Rob turned and started to run.
“Hey, you!” the man on deck called. “Come back here.”
“It’s okay,” Rob called back over his shoulder, racing for the land.
He looked back and saw that the man had turned and was rushing towards the rear of the boat, apparently preparing to execute the very maneuver which Rob feared. Rob knew that if he only had some way of holding the men’s attention, of freezing him into immobility for even a few seconds, the boat would then have swung out into the current, and the gap would be so wide that the man would have to jump in the water and swim before he could gain the pier. By the time he did that, the boat would have drifted far out into the middle of the stream and it would be too late for reinforcements from below to head Rob off. It might be a matter of some fifteen or twenty minutes before the engines could be started, the boat brought back to the pier, and anything like organized pursuit placed in operation.

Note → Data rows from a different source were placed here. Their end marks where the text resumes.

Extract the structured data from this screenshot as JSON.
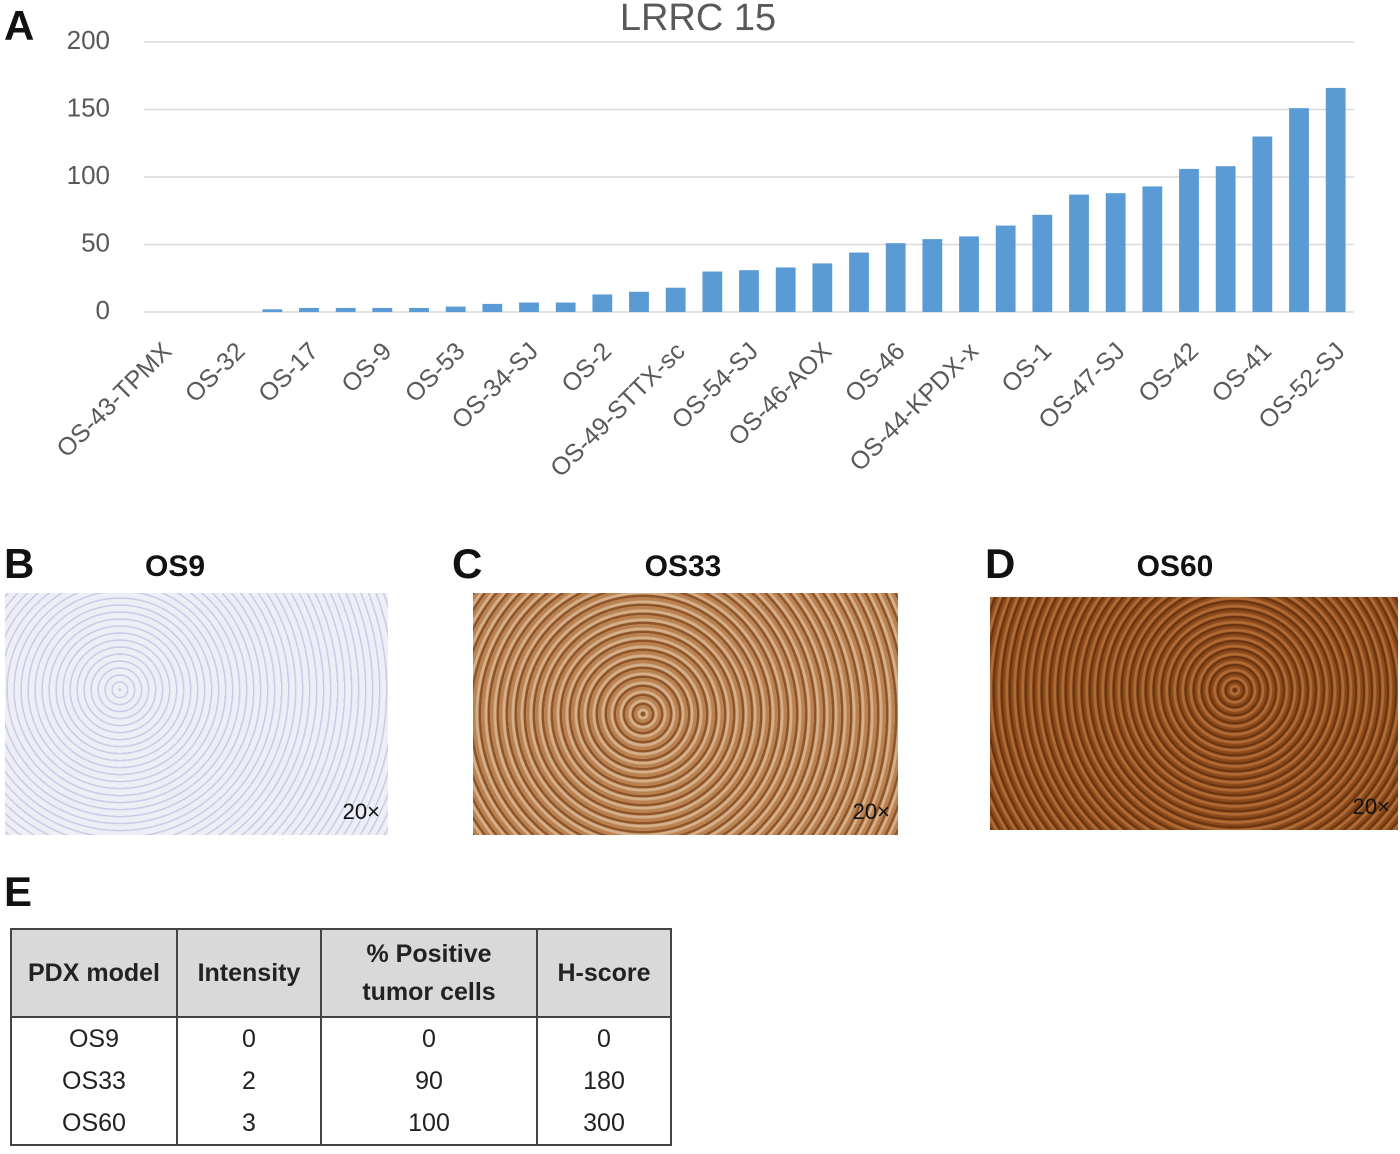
{
  "chart_data": {
    "type": "bar",
    "panel_letter": "A",
    "title": "LRRC 15",
    "categories": [
      "OS-43-TPMX",
      null,
      "OS-32",
      null,
      "OS-17",
      null,
      "OS-9",
      null,
      "OS-53",
      null,
      "OS-34-SJ",
      null,
      "OS-2",
      null,
      "OS-49-STTX-sc",
      null,
      "OS-54-SJ",
      null,
      "OS-46-AOX",
      null,
      "OS-46",
      null,
      "OS-44-KPDX-x",
      null,
      "OS-1",
      null,
      "OS-47-SJ",
      null,
      "OS-42",
      null,
      "OS-41",
      null,
      "OS-52-SJ"
    ],
    "values": [
      0,
      0,
      0,
      2,
      3,
      3,
      3,
      3,
      4,
      6,
      7,
      7,
      13,
      15,
      18,
      30,
      31,
      33,
      36,
      44,
      51,
      54,
      56,
      64,
      72,
      87,
      88,
      93,
      106,
      108,
      130,
      151,
      166
    ],
    "color": "#5b9bd5",
    "ylim": [
      0,
      200
    ],
    "yticks": [
      0,
      50,
      100,
      150,
      200
    ],
    "grid": true
  },
  "panels": [
    {
      "letter": "B",
      "title": "OS9",
      "magnification": "20×"
    },
    {
      "letter": "C",
      "title": "OS33",
      "magnification": "20×"
    },
    {
      "letter": "D",
      "title": "OS60",
      "magnification": "20×"
    }
  ],
  "table": {
    "letter": "E",
    "header": [
      "PDX model",
      "Intensity",
      "% Positive tumor cells",
      "H-score"
    ],
    "rows": [
      [
        "OS9",
        0,
        0,
        0
      ],
      [
        "OS33",
        2,
        90,
        180
      ],
      [
        "OS60",
        3,
        100,
        300
      ]
    ]
  }
}
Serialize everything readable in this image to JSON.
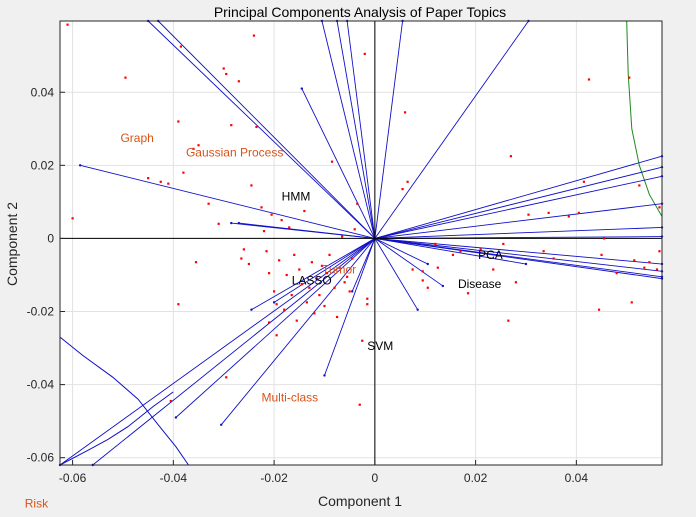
{
  "chart_data": {
    "type": "scatter",
    "title": "Principal Components Analysis of Paper Topics",
    "xlabel": "Component 1",
    "ylabel": "Component 2",
    "xlim": [
      -0.0625,
      0.057
    ],
    "ylim": [
      -0.062,
      0.0595
    ],
    "xticks": [
      -0.06,
      -0.04,
      -0.02,
      0,
      0.02,
      0.04
    ],
    "xtick_labels": [
      "-0.06",
      "-0.04",
      "-0.02",
      "0",
      "0.02",
      "0.04"
    ],
    "yticks": [
      -0.06,
      -0.04,
      -0.02,
      0,
      0.02,
      0.04
    ],
    "ytick_labels": [
      "-0.06",
      "-0.04",
      "-0.02",
      "0",
      "0.02",
      "0.04"
    ],
    "grid": true,
    "colors": {
      "vectors": "#1010c8",
      "points": "#ff0000",
      "topic_orange": "#d95319",
      "topic_black": "#000000",
      "curve_green": "#1a8a1a",
      "axes": "#000000"
    },
    "topic_labels": [
      {
        "text": "Graph",
        "x": -0.0505,
        "y": 0.0275,
        "color": "orange"
      },
      {
        "text": "Gaussian Process",
        "x": -0.0375,
        "y": 0.0235,
        "color": "orange"
      },
      {
        "text": "HMM",
        "x": -0.0185,
        "y": 0.0115,
        "color": "black"
      },
      {
        "text": "LASSO",
        "x": -0.0165,
        "y": -0.0115,
        "color": "black"
      },
      {
        "text": "Tumor",
        "x": -0.0105,
        "y": -0.0085,
        "color": "orange"
      },
      {
        "text": "PCA",
        "x": 0.0205,
        "y": -0.0045,
        "color": "black"
      },
      {
        "text": "Disease",
        "x": 0.0165,
        "y": -0.0125,
        "color": "black"
      },
      {
        "text": "SVM",
        "x": -0.0015,
        "y": -0.0295,
        "color": "black"
      },
      {
        "text": "Multi-class",
        "x": -0.0225,
        "y": -0.0435,
        "color": "orange"
      },
      {
        "text": "Risk",
        "x": -0.0695,
        "y": -0.0725,
        "color": "orange"
      }
    ],
    "vectors": [
      [
        -0.0585,
        0.02
      ],
      [
        -0.027,
        0.0042
      ],
      [
        -0.0285,
        0.0042
      ],
      [
        -0.0145,
        0.041
      ],
      [
        -0.0055,
        0.0595
      ],
      [
        -0.0075,
        0.0595
      ],
      [
        -0.0105,
        0.0595
      ],
      [
        -0.043,
        0.0595
      ],
      [
        -0.045,
        0.0595
      ],
      [
        0.0305,
        0.0595
      ],
      [
        0.0055,
        0.0595
      ],
      [
        -0.0625,
        -0.062
      ],
      [
        -0.056,
        -0.062
      ],
      [
        -0.0395,
        -0.049
      ],
      [
        -0.0305,
        -0.051
      ],
      [
        -0.0245,
        -0.0195
      ],
      [
        -0.02,
        -0.0175
      ],
      [
        -0.01,
        -0.0375
      ],
      [
        -0.0045,
        -0.0145
      ],
      [
        0.0085,
        -0.0195
      ],
      [
        0.0135,
        -0.013
      ],
      [
        0.0105,
        -0.007
      ],
      [
        0.057,
        0.0225
      ],
      [
        0.057,
        0.0195
      ],
      [
        0.057,
        0.017
      ],
      [
        0.057,
        0.0095
      ],
      [
        0.057,
        0.003
      ],
      [
        0.057,
        0.0005
      ],
      [
        0.057,
        -0.007
      ],
      [
        0.057,
        -0.009
      ],
      [
        0.057,
        -0.0105
      ],
      [
        0.057,
        -0.011
      ],
      [
        0.03,
        -0.007
      ]
    ],
    "points": [
      [
        -0.061,
        0.0585
      ],
      [
        -0.06,
        0.0055
      ],
      [
        -0.0495,
        0.044
      ],
      [
        -0.045,
        0.0165
      ],
      [
        -0.0425,
        0.0155
      ],
      [
        -0.041,
        0.015
      ],
      [
        -0.039,
        0.032
      ],
      [
        -0.0385,
        0.0525
      ],
      [
        -0.038,
        0.018
      ],
      [
        -0.036,
        0.0245
      ],
      [
        -0.035,
        0.0255
      ],
      [
        -0.0355,
        -0.0065
      ],
      [
        -0.03,
        0.0465
      ],
      [
        -0.0295,
        0.045
      ],
      [
        -0.0285,
        0.031
      ],
      [
        -0.027,
        0.043
      ],
      [
        -0.0265,
        -0.0055
      ],
      [
        -0.026,
        -0.003
      ],
      [
        -0.025,
        -0.007
      ],
      [
        -0.0245,
        0.0145
      ],
      [
        -0.024,
        0.0555
      ],
      [
        -0.0235,
        0.0305
      ],
      [
        -0.0225,
        0.0085
      ],
      [
        -0.022,
        0.002
      ],
      [
        -0.0215,
        -0.0035
      ],
      [
        -0.021,
        -0.0095
      ],
      [
        -0.0205,
        0.0065
      ],
      [
        -0.02,
        -0.0145
      ],
      [
        -0.0195,
        -0.018
      ],
      [
        -0.019,
        -0.006
      ],
      [
        -0.0185,
        0.005
      ],
      [
        -0.018,
        -0.0195
      ],
      [
        -0.0175,
        -0.01
      ],
      [
        -0.017,
        0.003
      ],
      [
        -0.0165,
        -0.0155
      ],
      [
        -0.016,
        -0.0045
      ],
      [
        -0.0155,
        -0.0225
      ],
      [
        -0.015,
        -0.0085
      ],
      [
        -0.0145,
        -0.0125
      ],
      [
        -0.014,
        0.0075
      ],
      [
        -0.0135,
        -0.0175
      ],
      [
        -0.013,
        -0.0135
      ],
      [
        -0.0125,
        -0.0065
      ],
      [
        -0.012,
        -0.0205
      ],
      [
        -0.0115,
        -0.011
      ],
      [
        -0.011,
        -0.0155
      ],
      [
        -0.0105,
        -0.0075
      ],
      [
        -0.01,
        -0.0185
      ],
      [
        -0.0095,
        -0.0095
      ],
      [
        -0.009,
        -0.0045
      ],
      [
        -0.0085,
        0.021
      ],
      [
        -0.008,
        -0.0135
      ],
      [
        -0.0075,
        -0.0215
      ],
      [
        -0.007,
        -0.008
      ],
      [
        -0.0065,
        0.0005
      ],
      [
        -0.006,
        -0.012
      ],
      [
        -0.0055,
        -0.0105
      ],
      [
        -0.005,
        -0.0145
      ],
      [
        -0.0045,
        -0.0055
      ],
      [
        -0.004,
        0.0025
      ],
      [
        -0.0035,
        0.0095
      ],
      [
        -0.003,
        -0.0455
      ],
      [
        -0.0025,
        -0.028
      ],
      [
        -0.002,
        0.0505
      ],
      [
        -0.0015,
        -0.0165
      ],
      [
        0.0055,
        0.0135
      ],
      [
        0.006,
        0.0345
      ],
      [
        0.0065,
        0.0155
      ],
      [
        0.0075,
        -0.0085
      ],
      [
        0.0095,
        -0.009
      ],
      [
        0.0105,
        -0.0135
      ],
      [
        0.012,
        -0.0015
      ],
      [
        0.0125,
        -0.008
      ],
      [
        0.0155,
        -0.0045
      ],
      [
        0.017,
        -0.0035
      ],
      [
        0.0185,
        -0.015
      ],
      [
        0.021,
        -0.003
      ],
      [
        0.0235,
        -0.0085
      ],
      [
        0.0255,
        -0.0015
      ],
      [
        0.0265,
        -0.0225
      ],
      [
        0.027,
        0.0225
      ],
      [
        0.028,
        -0.012
      ],
      [
        0.0305,
        0.0065
      ],
      [
        0.0335,
        -0.0035
      ],
      [
        0.0345,
        0.007
      ],
      [
        0.0355,
        -0.0055
      ],
      [
        0.0385,
        0.006
      ],
      [
        0.0405,
        0.007
      ],
      [
        0.0415,
        0.0155
      ],
      [
        0.0425,
        0.0435
      ],
      [
        0.0445,
        -0.0195
      ],
      [
        0.045,
        -0.0045
      ],
      [
        0.0455,
        0.0
      ],
      [
        0.048,
        -0.0095
      ],
      [
        0.0505,
        0.044
      ],
      [
        0.051,
        -0.0175
      ],
      [
        0.0515,
        -0.006
      ],
      [
        0.0525,
        0.0145
      ],
      [
        0.0535,
        -0.008
      ],
      [
        0.0545,
        -0.0065
      ],
      [
        0.056,
        -0.0085
      ],
      [
        0.0565,
        -0.0035
      ],
      [
        0.0565,
        0.0085
      ],
      [
        -0.039,
        -0.018
      ],
      [
        -0.0405,
        -0.0445
      ],
      [
        -0.0295,
        -0.038
      ],
      [
        -0.0195,
        -0.0265
      ],
      [
        -0.021,
        -0.023
      ],
      [
        -0.033,
        0.0095
      ],
      [
        -0.031,
        0.004
      ],
      [
        -0.0015,
        -0.018
      ],
      [
        0.0095,
        -0.0115
      ]
    ],
    "curves": [
      {
        "color": "green",
        "points": [
          [
            0.05,
            0.0595
          ],
          [
            0.0503,
            0.045
          ],
          [
            0.051,
            0.03
          ],
          [
            0.0525,
            0.02
          ],
          [
            0.0545,
            0.012
          ],
          [
            0.057,
            0.006
          ]
        ]
      },
      {
        "color": "blue",
        "points": [
          [
            -0.0625,
            -0.027
          ],
          [
            -0.058,
            -0.032
          ],
          [
            -0.052,
            -0.038
          ],
          [
            -0.047,
            -0.044
          ],
          [
            -0.043,
            -0.051
          ],
          [
            -0.0395,
            -0.057
          ],
          [
            -0.037,
            -0.062
          ]
        ]
      },
      {
        "color": "blue",
        "points": [
          [
            -0.0625,
            -0.062
          ],
          [
            -0.057,
            -0.058
          ],
          [
            -0.053,
            -0.055
          ],
          [
            -0.049,
            -0.0515
          ],
          [
            -0.044,
            -0.046
          ],
          [
            -0.04,
            -0.042
          ]
        ]
      }
    ]
  }
}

“Halt!” Rob shouted. “You’re under arrest,” he added as an afterthought.
The man kept running.
Rob squeezed the trigger on the automatic, firing twice, blindly. He saw tongues of blue-orange flame spurt from the muzzle of the gun, felt the reassuring jar of the recoil as the mechanism kicked fresh shells into the barrel, and saw that his ruse apparently was effective. As nearly as he could tell in the starlight, the man had ceased to run and had flung himself full length on the deck of the houseboat.
By this time, Rob was clear of the pier, and he could see that the boat had swung completely around and was now well out away from the dock, the current carrying it out towards the middle of the stream.
Rob turned and raced for the friendly protection of the shadows, holding the automatic in his hand.
At the point where the trees made deep shadows and where soft, black loam muffled his steps, Rob paused and waited, taking stock of the situation, trying to locate the motorists who had just driven up.
He could hear someone running, someone coming towards him from the direction of the road.
Rob slipped in closer to the trunk of a towering oak tree. As nearly as he could tell, there was only one person running down the trail.
Rob looked back towards the houseboat and suddenly became rigid.
A shaft of ruddy light was coming up through the bow of the houseboat and, even as Rob looked, a streak of orange flame licked up into brilliance, extinguished itself momentarily, and then shot up once more, fiercer than at first. A moment later there was something similar to a muffled explosion and the flames seemed to blast a channel for themselves right up through the deck at the bow of the ship. Ten seconds more, and the whole front of the houseboat was a mass of flames.
Rob watched the boat as it drifted out into the river, the flames rearing skyward. The boat gradually drifted farther and farther out into the center of the current, until a ruddy reflection was flung back, not only from the low clouds which were coming up from the south, following the course of the river, but also from the swirling waters of the river. The ruby-red glow outlined the pier to which the ship had been tied, as well as the over-hanging tree limbs. Then, even as Rob looked, a woman stepped out from the trees, to stand on the edge of the river, silhouetted against that red, flaming spectacle. A woman who, judging from her slender figure and easy grace, was young and lithe.